La REPUBBLICA - Alix Van Buren : " Troppe anomalie in quell’attacco, adesso serve un’indagine seria "

Gwyn Winfield
Repubblica è il quotidiano che dà maggiore spazio al dubbio della realtà di quanto è avvenuto. La giornalista è Alix Van Buren, della quale ricordiamo gli stretti legami con l'ufficio stampa di Assad, per cui rimaniamo in attesa della verifica annunciata da Gwyn Winfield e quali risultati darà.
«L’attacco con agenti tossici ieri in Siria sembra avere tutte le caratteristiche di un nuovo incidente del Tonchino: un “casus belli” creato ad arte per giustificare un’escalation militare delle potenze straniere, come quello che nel ’64 autorizzò l’intervento americano in Vietnam. La verità la scoprirà soltanto un’indagine poliziesca: le impronte digitali sono fatte apposta per condurre all’esercito siriano». Gwyn Winfield è uno degli esperti più ascoltati in queste ore: a capo delle Falcon Communications inglese, è un’autorità riconosciuta nel campo della difesa dalle armi non convenzionali. Signor Winfield, le vittime dell’attacco sono vere. Quale agente è stato usato? «Per vederci chiaro bisogna aspettare il bilancio reale delle vittime. I sintomi fanno pensare all’uso di agenti antisommossa molto potenti contenuti in munizioni lanciate di solito da aerei o dall’artiglieria. Li hanno impiegati gli americani in Vietnam, gli israeliani a Gaza; servono a far uscire all’aperto il nemico dai nascondigli, per poi ucciderlo con munizioni regolari. Ma introdotti in spazi ristretti, provocano la morte». Sarà facile individuare la sostanza, recuperandone dei campioni? «Niente affatto.
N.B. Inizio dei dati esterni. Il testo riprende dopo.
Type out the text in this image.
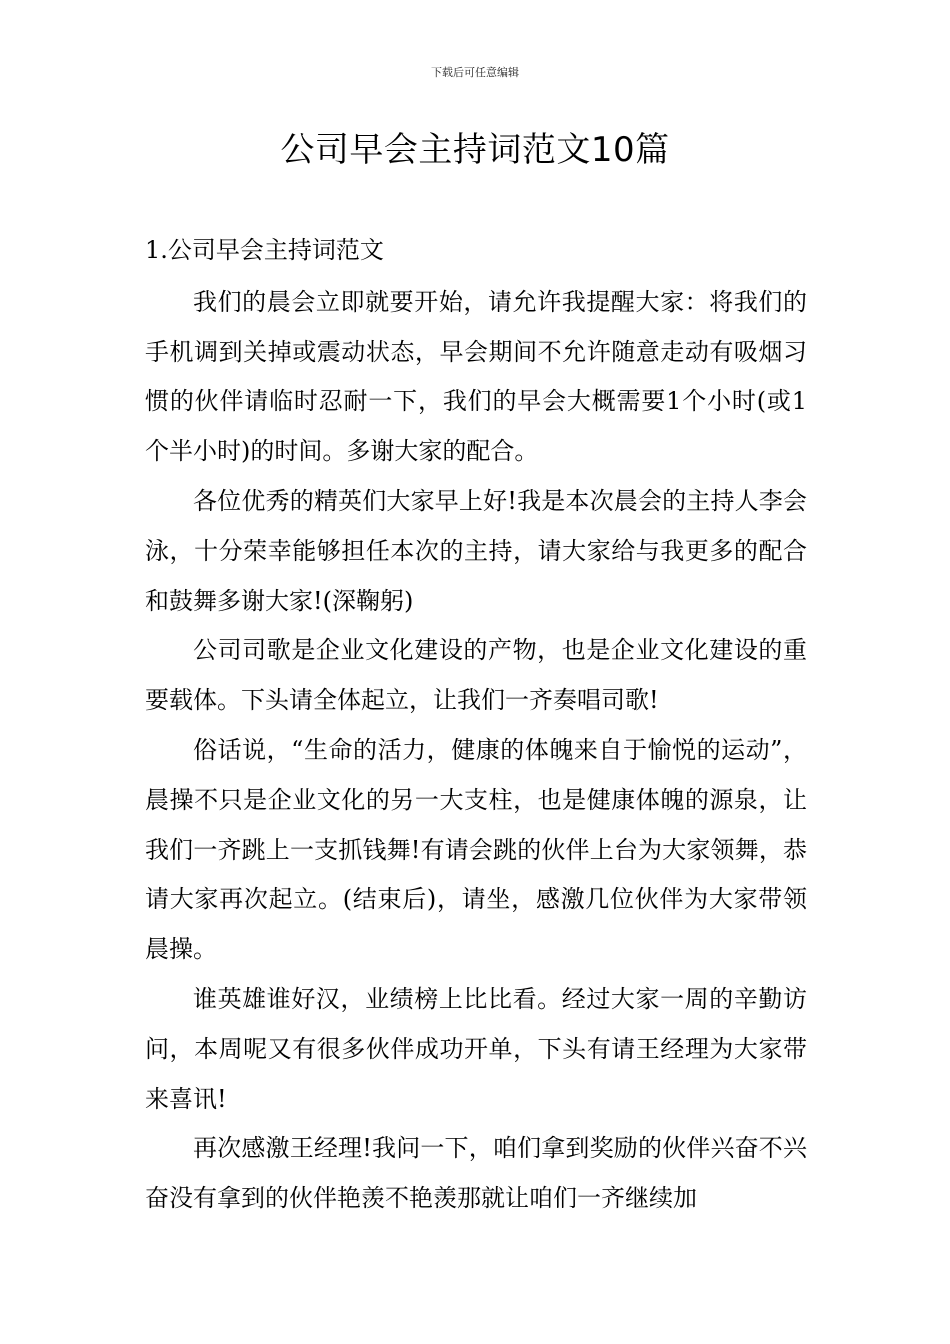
下载后可任意编辑
公司早会主持词范文10篇
1.公司早会主持词范文

我们的晨会立即就要开始，请允许我提醒大家：将我们的手机调到关掉或震动状态，早会期间不允许随意走动有吸烟习惯的伙伴请临时忍耐一下，我们的早会大概需要1个小时(或1个半小时)的时间。多谢大家的配合。

各位优秀的精英们大家早上好!我是本次晨会的主持人李会泳，十分荣幸能够担任本次的主持，请大家给与我更多的配合和鼓舞多谢大家!(深鞠躬)

公司司歌是企业文化建设的产物，也是企业文化建设的重要载体。下头请全体起立，让我们一齐奏唱司歌!

俗话说，“生命的活力，健康的体魄来自于愉悦的运动”，晨操不只是企业文化的另一大支柱，也是健康体魄的源泉，让我们一齐跳上一支抓钱舞!有请会跳的伙伴上台为大家领舞，恭请大家再次起立。(结束后)，请坐，感激几位伙伴为大家带领晨操。

谁英雄谁好汉，业绩榜上比比看。经过大家一周的辛勤访问，本周呢又有很多伙伴成功开单，下头有请王经理为大家带来喜讯!

再次感激王经理!我问一下，咱们拿到奖励的伙伴兴奋不兴奋没有拿到的伙伴艳羡不艳羡那就让咱们一齐继续加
Chi lo ha usato ha scelto apposta un agente volatile per cancellare la propria firma. Ne restano tracce, però, nel sangue, nei polmoni e nei capelli delle vittime per 48-72 ore. Non si tratta di Sarin classificabile come arma, bensì di un organofosfato prodotto in Siria, forse mescolato con altre sostanze chimiche». Perché esclude il gas Sarin? «Perché i soccorritori non hanno protezioni, quindi la tossicità del prodotto è più bassa. Se invece fosse confermato il bilancio di 500 o 5000 morti, allora si prefigurerebbe l’impiego di una vera arma chimica». Lei è scettico al riguardo? «Come non esserlo? È difficile credere che il regime di Assad lanci un’offensiva del genere in simultanea con l’arrivo a Damasco degli ispettori Onu incaricati dell’indagine sulle armi chimiche. Come in ogni omicidio, l’investigatore deve chiedersi: cui prodest? Non giova certo al regime, che in ogni caso verrà incolpato». Perché? «Perché quella sostanza è prodotta dalle forze armate del regime. È probabile che sia stata catturata dai ribelli dell’Esercito libero siriano, gli unici altri in grado di lanciare quegli agenti con l’artiglieria. E a loro sì, che giova: otterranno le armi e l’intervento promessi da Washington. Solo un’indagine di tipo poliziesco potrà rivelarci chi è davvero il colpevole».